Tu hijo resucitó, María. Pero, ¿Quién te lo anunció? ¿Vino otro ángel? Después que se marchara el primero, parece que no volvió ningún otro. ¿Cómo fue el encuentro que ya esperarías? Ese que impidió a la muerte ser más fuerte que el "Hágase…" del Creador (Génesis 1, 3). Ese "Hágase…" al que bien supiste responder en el momento crucial con tu "Hágase en mí" (Lucas 1, 38).
Virgen Madre, quiso Dios que aprendieras a escucharlo como hombre; primero en ti, en tu corazón lleno de Él y a Él del todo entregado. Entre exilios, noches de desierto y pérdidas de tu propio hijo y propio Dios, Él te había acostumbrado a ser mujer de silencio, confianza y espera. Aprendiste así que no hay vacío de ti misma que Dios no colme, ni ausencia que no pueda henchirse de esperanza. Por eso, entre la cruz y el Pentecostés, el evangelio no nos dice qué pasó contigo. Prefiere Dios velarlo en una intimidad nupcial en la que nosotros somos engendrados de nuevo. Porque hay un pudor de Dios que Él merecidamente prefiere guardarse, en tanto que nos invita a contemplarlo en adoración.
Lo que sí nos dice el evangelio fue el primer anuncio que recibiste, tan divino como el saludo angélico y tan humano como tu pregunta: "¿Cómo será eso posible…?". ¿Cómo es posible que lo humano dé espacio al mismo Dios para que se hagan ambos verdadera humanidad? "El Espíritu Santo vendrá sobre ti…" (Lucas 1, 34), fue toda la respuesta. Por eso pensamos que la Pascua no habrá sido distinta, sino la intensificación de lo acontecido aquella vez. El Espíritu, habituado a morar en ti y desde ti engrandecerse, te habrá mostrado a tu hijo resucitado como lo más real y, por eso mismo, lo más cargado de misterio. Tú le seguirías haciendo nacer y crecer en los hijos que Él te entregó desde su cruz. Y así la Palabra que un día se hizo carne inmaculada en ti ahora se completa como carne redimida, pan partido y perdón ofrecido por el ancho mundo y sus tiempos.
Porque en tu silencio, Madre, al pie de la cruz y en el silencio de Dios sobre cómo se te mostró tu hijo glorioso, toda dialéctica ha quedado resuelta.
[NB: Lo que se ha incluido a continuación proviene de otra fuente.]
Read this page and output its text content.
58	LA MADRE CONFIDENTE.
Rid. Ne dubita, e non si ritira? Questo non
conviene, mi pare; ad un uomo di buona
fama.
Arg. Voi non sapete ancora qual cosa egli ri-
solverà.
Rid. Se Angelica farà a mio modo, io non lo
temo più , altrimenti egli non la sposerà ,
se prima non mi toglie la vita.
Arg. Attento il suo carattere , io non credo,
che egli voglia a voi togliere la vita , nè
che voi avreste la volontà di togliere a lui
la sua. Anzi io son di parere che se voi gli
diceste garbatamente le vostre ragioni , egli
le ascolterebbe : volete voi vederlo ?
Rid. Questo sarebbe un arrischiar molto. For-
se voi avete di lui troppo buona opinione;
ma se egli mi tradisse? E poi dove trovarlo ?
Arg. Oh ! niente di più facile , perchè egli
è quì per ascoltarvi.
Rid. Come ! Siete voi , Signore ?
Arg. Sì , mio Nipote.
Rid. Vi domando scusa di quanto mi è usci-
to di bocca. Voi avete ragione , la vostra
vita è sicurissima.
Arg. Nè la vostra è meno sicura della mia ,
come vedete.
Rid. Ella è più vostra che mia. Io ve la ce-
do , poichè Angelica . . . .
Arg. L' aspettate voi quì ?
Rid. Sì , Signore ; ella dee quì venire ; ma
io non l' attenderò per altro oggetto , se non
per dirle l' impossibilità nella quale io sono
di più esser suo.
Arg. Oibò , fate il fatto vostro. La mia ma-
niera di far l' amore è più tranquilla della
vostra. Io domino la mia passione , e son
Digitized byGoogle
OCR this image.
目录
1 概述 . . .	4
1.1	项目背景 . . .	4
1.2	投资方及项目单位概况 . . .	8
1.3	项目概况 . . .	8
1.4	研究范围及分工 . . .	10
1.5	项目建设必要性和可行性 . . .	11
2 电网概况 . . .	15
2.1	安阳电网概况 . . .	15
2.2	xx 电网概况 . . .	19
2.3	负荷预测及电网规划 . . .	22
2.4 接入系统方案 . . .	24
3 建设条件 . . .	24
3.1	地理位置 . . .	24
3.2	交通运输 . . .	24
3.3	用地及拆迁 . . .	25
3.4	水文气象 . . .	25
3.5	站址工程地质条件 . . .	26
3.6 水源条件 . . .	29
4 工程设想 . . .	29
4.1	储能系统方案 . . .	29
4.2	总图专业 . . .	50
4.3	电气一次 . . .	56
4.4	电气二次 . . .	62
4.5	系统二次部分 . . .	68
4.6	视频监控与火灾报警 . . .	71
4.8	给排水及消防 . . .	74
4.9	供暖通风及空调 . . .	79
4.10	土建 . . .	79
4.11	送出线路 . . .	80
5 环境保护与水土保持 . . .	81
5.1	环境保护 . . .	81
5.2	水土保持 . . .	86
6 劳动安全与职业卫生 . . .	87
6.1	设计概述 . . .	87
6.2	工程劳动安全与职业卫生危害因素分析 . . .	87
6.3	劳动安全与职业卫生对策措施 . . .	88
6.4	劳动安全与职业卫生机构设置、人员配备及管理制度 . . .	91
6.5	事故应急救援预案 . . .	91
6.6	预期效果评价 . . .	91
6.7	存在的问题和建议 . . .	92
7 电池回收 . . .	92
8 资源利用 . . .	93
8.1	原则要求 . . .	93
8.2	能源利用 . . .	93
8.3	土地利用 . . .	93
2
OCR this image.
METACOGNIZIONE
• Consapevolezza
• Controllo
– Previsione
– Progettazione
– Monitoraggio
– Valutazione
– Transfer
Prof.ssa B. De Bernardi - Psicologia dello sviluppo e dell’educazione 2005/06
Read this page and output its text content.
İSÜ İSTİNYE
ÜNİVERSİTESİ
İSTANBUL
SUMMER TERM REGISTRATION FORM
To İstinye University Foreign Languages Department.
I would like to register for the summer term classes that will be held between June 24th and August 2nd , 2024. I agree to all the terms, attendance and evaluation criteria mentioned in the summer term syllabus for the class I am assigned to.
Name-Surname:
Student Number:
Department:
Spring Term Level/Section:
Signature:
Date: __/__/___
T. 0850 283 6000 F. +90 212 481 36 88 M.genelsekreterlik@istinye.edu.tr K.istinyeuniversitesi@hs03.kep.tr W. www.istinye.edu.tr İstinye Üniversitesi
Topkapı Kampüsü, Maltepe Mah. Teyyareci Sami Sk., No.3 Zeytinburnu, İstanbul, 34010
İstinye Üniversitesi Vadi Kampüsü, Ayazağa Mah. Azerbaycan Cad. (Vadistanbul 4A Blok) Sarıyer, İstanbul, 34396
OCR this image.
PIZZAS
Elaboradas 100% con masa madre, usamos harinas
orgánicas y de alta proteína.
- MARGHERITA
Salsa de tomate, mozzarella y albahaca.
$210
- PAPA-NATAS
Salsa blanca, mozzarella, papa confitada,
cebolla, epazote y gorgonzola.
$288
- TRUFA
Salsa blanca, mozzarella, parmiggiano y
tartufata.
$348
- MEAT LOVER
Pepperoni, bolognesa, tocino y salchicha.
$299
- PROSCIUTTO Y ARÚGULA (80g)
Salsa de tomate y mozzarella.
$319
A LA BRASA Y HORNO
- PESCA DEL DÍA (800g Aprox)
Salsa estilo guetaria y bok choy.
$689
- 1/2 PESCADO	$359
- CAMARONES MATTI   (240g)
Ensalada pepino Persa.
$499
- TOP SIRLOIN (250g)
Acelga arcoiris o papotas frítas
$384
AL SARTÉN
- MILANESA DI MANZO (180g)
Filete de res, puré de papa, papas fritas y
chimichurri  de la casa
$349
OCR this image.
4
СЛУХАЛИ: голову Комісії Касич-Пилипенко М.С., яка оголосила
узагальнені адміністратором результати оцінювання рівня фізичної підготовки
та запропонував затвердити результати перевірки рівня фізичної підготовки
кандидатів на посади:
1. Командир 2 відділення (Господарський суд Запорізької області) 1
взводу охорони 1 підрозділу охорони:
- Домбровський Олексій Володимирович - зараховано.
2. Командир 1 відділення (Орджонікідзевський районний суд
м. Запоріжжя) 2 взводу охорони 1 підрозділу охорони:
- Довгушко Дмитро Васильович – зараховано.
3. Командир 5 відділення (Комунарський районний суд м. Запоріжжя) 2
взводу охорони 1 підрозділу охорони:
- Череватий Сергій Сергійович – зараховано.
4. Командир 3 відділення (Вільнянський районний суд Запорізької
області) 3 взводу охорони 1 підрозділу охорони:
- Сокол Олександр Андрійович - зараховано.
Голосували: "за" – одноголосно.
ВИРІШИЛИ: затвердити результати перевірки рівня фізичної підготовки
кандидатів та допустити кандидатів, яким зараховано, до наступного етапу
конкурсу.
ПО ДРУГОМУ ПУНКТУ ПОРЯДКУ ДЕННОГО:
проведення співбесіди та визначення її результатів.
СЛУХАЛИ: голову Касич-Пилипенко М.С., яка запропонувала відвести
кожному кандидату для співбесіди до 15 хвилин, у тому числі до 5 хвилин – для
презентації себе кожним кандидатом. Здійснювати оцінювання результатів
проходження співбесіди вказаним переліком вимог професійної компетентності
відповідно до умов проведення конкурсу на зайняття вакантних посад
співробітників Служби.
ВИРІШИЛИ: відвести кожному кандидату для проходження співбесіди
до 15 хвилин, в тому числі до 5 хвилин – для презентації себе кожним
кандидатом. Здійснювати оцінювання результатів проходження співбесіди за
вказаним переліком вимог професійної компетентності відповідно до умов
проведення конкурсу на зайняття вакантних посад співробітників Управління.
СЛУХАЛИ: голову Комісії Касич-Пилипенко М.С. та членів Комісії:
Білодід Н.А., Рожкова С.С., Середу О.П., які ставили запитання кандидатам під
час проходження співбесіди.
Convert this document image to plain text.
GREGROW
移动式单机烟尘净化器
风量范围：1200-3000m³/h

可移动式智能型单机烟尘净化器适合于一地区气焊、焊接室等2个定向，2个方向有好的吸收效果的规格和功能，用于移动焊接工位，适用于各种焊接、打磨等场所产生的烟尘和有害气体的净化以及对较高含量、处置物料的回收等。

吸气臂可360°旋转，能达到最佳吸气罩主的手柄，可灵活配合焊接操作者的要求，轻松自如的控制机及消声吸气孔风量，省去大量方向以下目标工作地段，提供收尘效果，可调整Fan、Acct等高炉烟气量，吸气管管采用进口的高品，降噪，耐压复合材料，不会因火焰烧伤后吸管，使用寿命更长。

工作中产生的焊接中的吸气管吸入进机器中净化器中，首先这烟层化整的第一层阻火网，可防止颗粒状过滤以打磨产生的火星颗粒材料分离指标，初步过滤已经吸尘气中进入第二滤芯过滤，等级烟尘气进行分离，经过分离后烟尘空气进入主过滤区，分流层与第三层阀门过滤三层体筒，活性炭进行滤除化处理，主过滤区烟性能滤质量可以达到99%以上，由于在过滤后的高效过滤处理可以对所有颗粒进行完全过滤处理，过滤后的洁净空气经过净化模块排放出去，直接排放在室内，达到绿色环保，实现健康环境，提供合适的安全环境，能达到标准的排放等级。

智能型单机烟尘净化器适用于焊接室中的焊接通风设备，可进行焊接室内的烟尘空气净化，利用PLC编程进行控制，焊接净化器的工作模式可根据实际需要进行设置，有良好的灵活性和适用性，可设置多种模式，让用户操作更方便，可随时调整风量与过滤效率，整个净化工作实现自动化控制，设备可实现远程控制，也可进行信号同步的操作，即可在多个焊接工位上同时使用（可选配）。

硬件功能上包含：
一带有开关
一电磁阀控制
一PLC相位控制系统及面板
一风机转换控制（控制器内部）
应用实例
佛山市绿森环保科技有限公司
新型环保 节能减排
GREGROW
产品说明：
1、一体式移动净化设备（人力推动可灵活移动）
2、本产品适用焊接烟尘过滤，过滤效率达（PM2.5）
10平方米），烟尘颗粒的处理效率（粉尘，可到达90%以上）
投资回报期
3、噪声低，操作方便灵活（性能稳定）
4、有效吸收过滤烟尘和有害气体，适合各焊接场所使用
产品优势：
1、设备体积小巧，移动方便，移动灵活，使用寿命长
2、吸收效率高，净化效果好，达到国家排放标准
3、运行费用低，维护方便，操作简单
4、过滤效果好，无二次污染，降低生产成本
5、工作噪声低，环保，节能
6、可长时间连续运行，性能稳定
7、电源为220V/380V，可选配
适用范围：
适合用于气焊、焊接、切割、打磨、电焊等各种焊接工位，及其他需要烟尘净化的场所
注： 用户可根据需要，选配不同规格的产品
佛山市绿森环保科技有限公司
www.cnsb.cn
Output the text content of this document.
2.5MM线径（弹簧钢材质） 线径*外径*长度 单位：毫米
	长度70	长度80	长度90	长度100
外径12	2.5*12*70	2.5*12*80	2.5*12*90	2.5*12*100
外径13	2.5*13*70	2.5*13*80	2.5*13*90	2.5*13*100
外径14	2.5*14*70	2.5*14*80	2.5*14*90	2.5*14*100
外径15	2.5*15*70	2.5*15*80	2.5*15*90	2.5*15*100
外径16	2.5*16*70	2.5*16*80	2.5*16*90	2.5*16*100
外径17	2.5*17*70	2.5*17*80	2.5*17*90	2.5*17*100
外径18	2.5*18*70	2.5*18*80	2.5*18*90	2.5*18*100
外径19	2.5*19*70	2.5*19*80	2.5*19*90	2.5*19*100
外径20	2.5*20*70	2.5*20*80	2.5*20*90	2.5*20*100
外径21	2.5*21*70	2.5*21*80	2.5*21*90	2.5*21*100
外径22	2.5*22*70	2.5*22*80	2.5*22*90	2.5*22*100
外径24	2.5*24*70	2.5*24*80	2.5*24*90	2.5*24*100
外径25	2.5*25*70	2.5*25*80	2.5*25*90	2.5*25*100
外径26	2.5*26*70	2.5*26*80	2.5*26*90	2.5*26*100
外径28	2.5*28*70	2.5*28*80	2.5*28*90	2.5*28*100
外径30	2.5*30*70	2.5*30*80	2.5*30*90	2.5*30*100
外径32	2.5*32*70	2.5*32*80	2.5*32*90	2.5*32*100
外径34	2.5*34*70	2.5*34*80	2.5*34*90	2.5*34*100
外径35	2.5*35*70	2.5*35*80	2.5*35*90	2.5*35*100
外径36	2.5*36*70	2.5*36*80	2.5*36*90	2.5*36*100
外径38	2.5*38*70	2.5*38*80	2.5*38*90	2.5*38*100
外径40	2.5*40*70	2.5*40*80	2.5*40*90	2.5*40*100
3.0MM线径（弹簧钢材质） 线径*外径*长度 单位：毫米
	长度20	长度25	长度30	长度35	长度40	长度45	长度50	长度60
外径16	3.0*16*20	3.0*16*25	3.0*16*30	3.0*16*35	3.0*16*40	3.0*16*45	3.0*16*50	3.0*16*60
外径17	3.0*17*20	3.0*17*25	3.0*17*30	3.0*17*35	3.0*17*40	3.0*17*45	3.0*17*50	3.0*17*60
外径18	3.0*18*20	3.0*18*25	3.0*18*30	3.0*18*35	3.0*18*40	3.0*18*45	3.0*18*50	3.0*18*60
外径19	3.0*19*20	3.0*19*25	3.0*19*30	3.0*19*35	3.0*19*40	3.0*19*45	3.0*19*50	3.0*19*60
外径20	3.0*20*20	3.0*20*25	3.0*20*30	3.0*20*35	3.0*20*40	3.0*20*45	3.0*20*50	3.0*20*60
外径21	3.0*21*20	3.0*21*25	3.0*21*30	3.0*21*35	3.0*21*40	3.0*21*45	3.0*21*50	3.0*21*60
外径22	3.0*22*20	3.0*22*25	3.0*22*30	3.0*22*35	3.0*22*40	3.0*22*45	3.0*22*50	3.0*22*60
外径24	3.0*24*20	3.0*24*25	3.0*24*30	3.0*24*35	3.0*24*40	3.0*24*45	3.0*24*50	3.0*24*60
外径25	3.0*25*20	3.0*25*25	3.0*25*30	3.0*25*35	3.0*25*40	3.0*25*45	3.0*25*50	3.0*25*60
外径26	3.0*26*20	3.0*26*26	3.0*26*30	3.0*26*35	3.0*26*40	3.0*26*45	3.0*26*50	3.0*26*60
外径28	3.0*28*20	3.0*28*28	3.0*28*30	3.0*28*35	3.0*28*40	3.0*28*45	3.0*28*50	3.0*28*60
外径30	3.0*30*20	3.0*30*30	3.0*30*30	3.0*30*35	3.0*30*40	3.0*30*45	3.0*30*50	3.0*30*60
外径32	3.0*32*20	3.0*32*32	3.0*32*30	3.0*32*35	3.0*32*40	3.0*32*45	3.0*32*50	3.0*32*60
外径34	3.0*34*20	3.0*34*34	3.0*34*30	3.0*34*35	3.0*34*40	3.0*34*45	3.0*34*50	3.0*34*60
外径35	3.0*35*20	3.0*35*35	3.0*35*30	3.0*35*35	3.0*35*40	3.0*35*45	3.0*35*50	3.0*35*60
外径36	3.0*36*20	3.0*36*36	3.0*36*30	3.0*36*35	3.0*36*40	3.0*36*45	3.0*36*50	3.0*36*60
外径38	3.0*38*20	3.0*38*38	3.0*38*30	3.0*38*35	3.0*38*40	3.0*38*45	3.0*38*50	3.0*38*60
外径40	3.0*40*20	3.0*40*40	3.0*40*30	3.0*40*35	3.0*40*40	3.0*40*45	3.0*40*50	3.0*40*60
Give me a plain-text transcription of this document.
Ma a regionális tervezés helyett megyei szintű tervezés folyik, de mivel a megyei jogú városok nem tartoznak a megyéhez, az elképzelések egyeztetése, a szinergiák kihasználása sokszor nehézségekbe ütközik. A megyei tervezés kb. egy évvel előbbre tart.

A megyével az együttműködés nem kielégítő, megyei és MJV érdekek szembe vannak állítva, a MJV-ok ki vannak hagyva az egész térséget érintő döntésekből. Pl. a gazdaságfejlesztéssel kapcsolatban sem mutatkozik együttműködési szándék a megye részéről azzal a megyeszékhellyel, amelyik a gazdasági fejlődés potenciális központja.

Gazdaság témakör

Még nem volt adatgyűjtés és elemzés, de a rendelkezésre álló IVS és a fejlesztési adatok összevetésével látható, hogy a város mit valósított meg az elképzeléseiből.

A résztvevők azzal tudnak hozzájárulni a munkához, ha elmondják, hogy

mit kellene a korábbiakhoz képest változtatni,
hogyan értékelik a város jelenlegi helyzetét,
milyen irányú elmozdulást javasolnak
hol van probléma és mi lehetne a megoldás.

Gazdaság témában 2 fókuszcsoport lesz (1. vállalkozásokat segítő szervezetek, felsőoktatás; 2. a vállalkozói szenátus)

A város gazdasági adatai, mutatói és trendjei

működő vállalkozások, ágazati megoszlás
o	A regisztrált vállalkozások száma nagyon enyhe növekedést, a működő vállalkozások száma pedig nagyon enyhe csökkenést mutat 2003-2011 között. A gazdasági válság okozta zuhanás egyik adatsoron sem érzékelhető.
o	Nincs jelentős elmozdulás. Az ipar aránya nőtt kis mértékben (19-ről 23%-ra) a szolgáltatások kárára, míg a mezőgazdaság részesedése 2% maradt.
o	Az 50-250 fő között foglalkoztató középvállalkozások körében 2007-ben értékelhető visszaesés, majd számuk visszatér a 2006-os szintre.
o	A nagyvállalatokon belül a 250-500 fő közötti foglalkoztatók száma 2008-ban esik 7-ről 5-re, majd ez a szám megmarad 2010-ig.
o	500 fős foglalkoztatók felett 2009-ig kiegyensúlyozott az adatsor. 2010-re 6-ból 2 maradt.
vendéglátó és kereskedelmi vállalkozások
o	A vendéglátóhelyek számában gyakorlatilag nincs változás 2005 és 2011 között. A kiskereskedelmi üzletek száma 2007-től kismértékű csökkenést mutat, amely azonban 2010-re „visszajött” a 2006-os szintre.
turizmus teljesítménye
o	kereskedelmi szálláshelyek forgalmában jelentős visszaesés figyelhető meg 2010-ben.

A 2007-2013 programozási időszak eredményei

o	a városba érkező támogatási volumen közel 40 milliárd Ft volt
La confianza de Cristo hacia el Padre y su grito de abandono al cielo, la luz de la vida y las tinieblas que cubren su santa desnudez, la Pasión del Hijo acogida por la com-pasión de la madre. Toda confrontación empobrecedora y toda antinomia sin salida han sido superadas en tu estar de pie en el amor, que todo lo cree y todo lo soporta. Y este stabat en la hora terrible y en el acontecer de la gloria te hace Iglesia, rostro desfigurado y embellecido, negación perdonada y falta redimida. Te hace ser madre de todos cuando Dios se levanta en silencio ante tu callar y dice: "¡Álzate, esposa mía, hermana mía y ven!" (Cantar 2, 10).
Santa María, el silencio sobre tu encuentro con Cristo resucitado nos enseña a hacer silencio también nosotros y aprender a compadecer. Porque nuestra propia humanidad debe henchirse de su presencia; nuestros desiertos y pérdidas, responder a la esperanza. Y nuestra pregunta: "¿Cómo será esto posible?" se abre al Espíritu que levanta lo caído y salva lo enfermo. Desde allí salimos, paso a paso en nuestro andar, donde encontramos a Dios como prójimo. Entonces toda incredulidad y desconcierto se iluminan al reconocerle, tan dentro para colmarnos y tan real para hacernos nacer de nuevo.